Au-delà des affaires, le divorce entre le cdH et le PS cache aussi une profonde divergence idéologique, qui s’est accrue au fil des derniers dossiers sensibles.
Coup de poker, trahison, opération « sauve-qui-peut »… tous les termes ont été prononcés pour qualifier la décision du Centre Démocrate Humaniste (cdH) de quitter son allié socialiste à tous les niveaux de pouvoirs en Belgique francophone. Certes, il est probable que le parti de Benoît Lutgen ait tenté de jouer son « va-tout », au moment où les sondages prédisent une chute de ses résultats électoraux tant à Bruxelles qu’en Wallonie. Mais au-delà de cette stratégie politique, au-delà des affaires qui risquaient d’impacter indirectement le parti centriste, il y a aussi une autre réalité. Qu’on ne s’y trompe pas: l’appel à entamer une négociation pour de nouvelles majorités dans les exécutifs de la partie francophone du pays n’est pas seulement motivé par les affaires ou les seuls calculs électoraux. Derrière se cache aussi un désaccord idéologique.
Bras de fer confessionnels
Tous les observateurs politiques le clament: cela fait des mois que les relations entre les centristes et les socialistes sont tendues. Certains dossiers sensibles ont nettement fait apparaître un bras de fer confessionnel entre les deux partenaires. Déjà en 2016, les critiques des centristes étaient montées d’un cran au moment où l’on discutait de l’introduction du cours de citoyenneté dans l’enseignement officiel fondamental. Le projet de décret de la ministre de l’Enseignement de l’époque, Joëlle Milquet, avait été descendu en flamme par le PS. Et le ministre Flahaut n’avait pas hésité à exprimer clairement la possibilité de supprimer les cours de religion et de morale dans le réseau officiel et de les remplacer par deux heures de cours d’éducation à la philosophie et à la citoyenneté (EPC). Le cdH n’a pas apprécié non plus que le PS appuie l’appel du Centre d’Action laïque (CAL) et de la Fédération des Associations de parents de l’Enseignement officiel (Fapeo) incitant les parents à opter pour deux heures de cours d’EPC. Rappelons qu’en octobre dernier, les chefs de culte religieux avaient publié une déclaration commune dans laquelle ils demandaient le respect du choix des parents, rappelant au passage que plus de 90% des parents souhaitent l’organisation d’un cours de religion ou de morale non-confessionnelle. Dans ce dossier, il y a clairement eu un affrontement idéologique entre laïcs et croyants.

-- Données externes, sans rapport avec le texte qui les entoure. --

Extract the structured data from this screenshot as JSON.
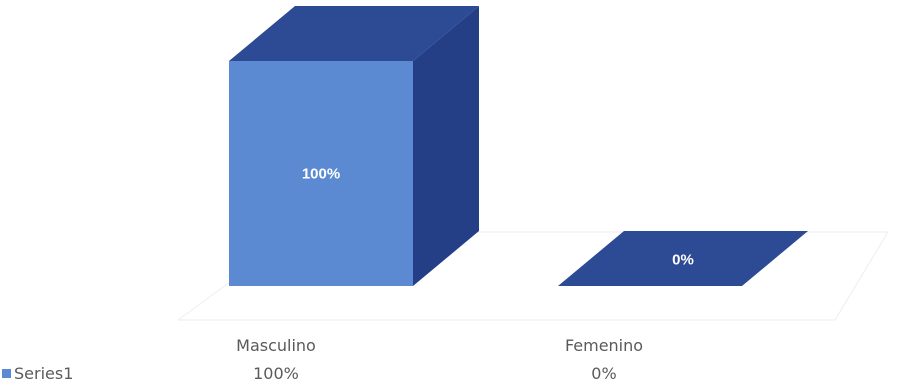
{
  "chart_data": {
    "type": "bar",
    "style": "3d-column",
    "categories": [
      "Masculino",
      "Femenino"
    ],
    "series": [
      {
        "name": "Series1",
        "values": [
          100,
          0
        ],
        "labels": [
          "100%",
          "0%"
        ]
      }
    ],
    "ylim": [
      0,
      100
    ],
    "grid": false,
    "legend": "bottom-left",
    "data_table": true,
    "colors": {
      "front": "#5b8ad3",
      "top": "#2d4a94",
      "side": "#243f85",
      "legend_key": "#5b8ad3"
    }
  }
}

Autre dossier de friction: le financement des cultes en Wallonie. Dans son projet de décret initial, le ministre des Pouvoirs locaux, Pierre-Yves Dermagne (PS) proposait que tous les ministres des cultes – y compris les prêtres – prêtent serment devant le bourgmestre de la commune où ils sont installés. Un serment qui aurait porté sur le respect de la Constitution, de la Convention de sauvegarde des droits de l’homme et des libertés fondamentales et l’ensemble des législations existantes. Sous la pression du député régional centriste Josy Arens et d’autres élus du même parti – pourtant membres de la majorité régionale -, le ministre a amendé son projet, remplaçant la prestation de serment par une déclaration écrite sur l’honneur, ce qui répondait à la demande exprimée à la fois par les juifs, les protestants et les catholiques. La mise en conformité des établissements de cultes reconnus aux obligations prescrites par le décret a aussi été amendée par le cdH.
Relents de guerre scolaire
Dernier « couac » en date: le projet de fusion entre l’Université Saint-Louis de Bruxelles et l’UCL. Là aussi, un désaccord notable est apparu entre les deux formations politiques de la majorité. Si le PS prône une logique territoriale, d’ailleurs définie dans le décret de réorganisation de l’enseignement supérieur, le cdH soutient la liberté d’association. La demande de Saint-Louis et de l’UCL de pouvoir fusionner est toujours en attente, mais elle a clairement des relents de guerre entre piliers catholiques et laïques.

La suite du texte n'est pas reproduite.